Friday, June 3, 2011

Project Euler #2 - C

I believe this is probably the most straightforward problem I have encountered on PE thus far. 


Question:

Each new term in the Fibonacci sequence is generated by adding the previous two terms. By starting with 1 and 2, the first 10 terms will be:
1, 2, 3, 5, 8, 13, 21, 34, 55, 89, ...
By considering the terms in the Fibonacci sequence whose values do not exceed four million, find the sum of the even-valued terms.

Solution:
The one thing NOT  to do is to try to solve this recursively. Your stack will get gigantic and your program will probably crash.

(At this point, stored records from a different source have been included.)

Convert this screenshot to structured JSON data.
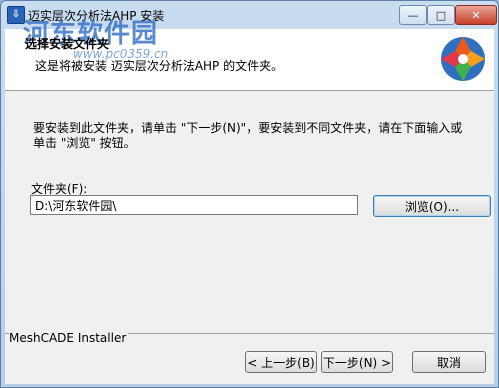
{
  "window": {
    "title": "迈实层次分析法AHP 安装",
    "controls": {
      "minimize": "—",
      "maximize": "□",
      "close": "✕"
    }
  },
  "watermark": {
    "name": "河东软件园",
    "url": "www.pc0359.cn"
  },
  "banner": {
    "title": "选择安装文件夹",
    "description": "这是将被安装 迈实层次分析法AHP 的文件夹。"
  },
  "body": {
    "instruction": "要安装到此文件夹，请单击 \"下一步(N)\"，要安装到不同文件夹，请在下面输入或单击 \"浏览\" 按钮。",
    "folder_label": "文件夹(F):",
    "folder_value": "D:\\河东软件园\\",
    "browse_label": "浏览(O)..."
  },
  "footer": {
    "installer_name": "MeshCADE Installer",
    "back_label": "< 上一步(B)",
    "next_label": "下一步(N) >",
    "cancel_label": "取消"
  },
  "icons": {
    "app": "installer-app-icon",
    "banner": "installer-logo-icon"
  }
}
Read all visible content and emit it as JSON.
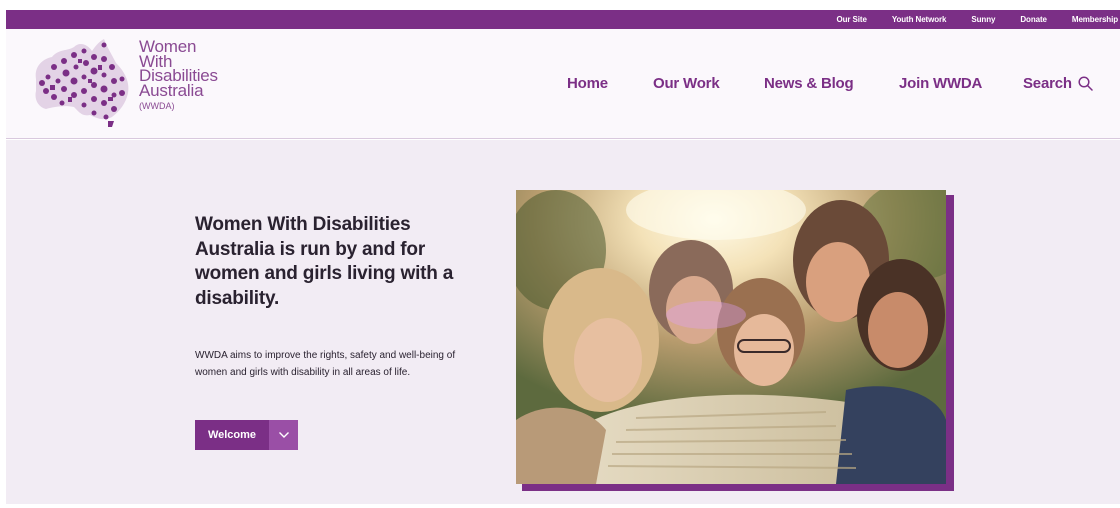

Luckily, this is an easy one to solve using a simple for loop.


#include <stdio.h>

int main (void)
{
int num1 = 1;
int num2 = 2;
int num3 = 0;
int sum = 2;

while (1)
{
num3 = num1+num2; 
if (num3 > 4000000)
break;

if (!(num3 & 0x1))
{
printf("adding %d\n", num3);
sum += num3;
}

num1 = num2; 
num2 = num3; 
}

printf ("Sum of even fibonacci numbers less than 4,000,000 is %d\n", sum);
return 1; 
}

Like I said, pretty straightforward. The variables num1 and num2 hold the prior two values used to compute num3, the next fibonacci number. Then, break out of the loop when num3 exceeds 4,000,000. The only trick I use here is the way I find out whether num3 is even. Rather than going with the obvious  


num3 % 2


and checking if there is a remainder, deciding whether a number is even or odd can be done much quicker by simply checking whether the LSB (least significant bit) is 1. Since the LSB = 2^0 = 1, this number will ONLY be odd when the LSB == 1. Thus, 


!(num3 & 0x1)


evaluates to 1 when the num3 is even and 0 when num3 is odd. 


Compile, and voila! The answer is before your eyes.